Interactive 3D multivariate scatter plot visualization `Plotly Module`
Parameters
----------
x: str
Name of column that goes to `x` axis
y: str
Name of column that goes to `y` axis
z: str or None
Name of column that goes to `z` axis. If `None`,
z-axis is the ``target`` variable
olrs_idx: pandas index, list or None
Index of outlier data points
color: str or int or Series or array-like
Either a name of a column in `data_frame`, or a pandas Series or
array_like object. Values from this column or array_like are used to
assign color to marks.
symbol: str or int or Series or array-like
Either a name of a column in `data_frame`, or a pandas Series or
array_like object.

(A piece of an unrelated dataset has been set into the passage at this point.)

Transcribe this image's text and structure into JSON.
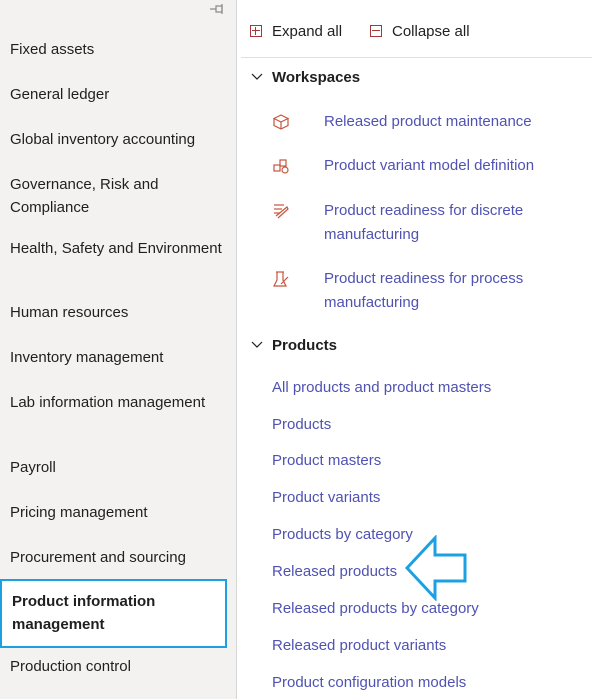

Values from this column or array_like are used to
assign symbols to marks.
symbol_sequence: list of str
Strings should define valid plotly.js symbols. When ``symbol`` is set,
values in that column are assigned symbols by cycling through
``symbol_sequence`` in the order described in ``category_orders``, unless
the value of ``symbol`` is a key in ``symbol_map``.
symbol_map: dict with str keys and str values (default `{}`)
String values should define plotly.js symbols Used to override
``symbol_sequence`` to assign a specific symbols to marks corresponding
with specific values. Keys in ``symbol_map`` should be values in the
column denoted by ``symbol``. Alternatively, if the values of ``symbol``
are valid symbol names, the string `'identity'` may be passed to cause
them to be used directly.
size: str or int or Series or array-like
Either a name of a column in `data_frame`, or a pandas Series or
array_like object. Values from this column or array_like are used to
assign mark sizes.
size_max: int (default `20`)
Set the maximum mark size when using ``size``.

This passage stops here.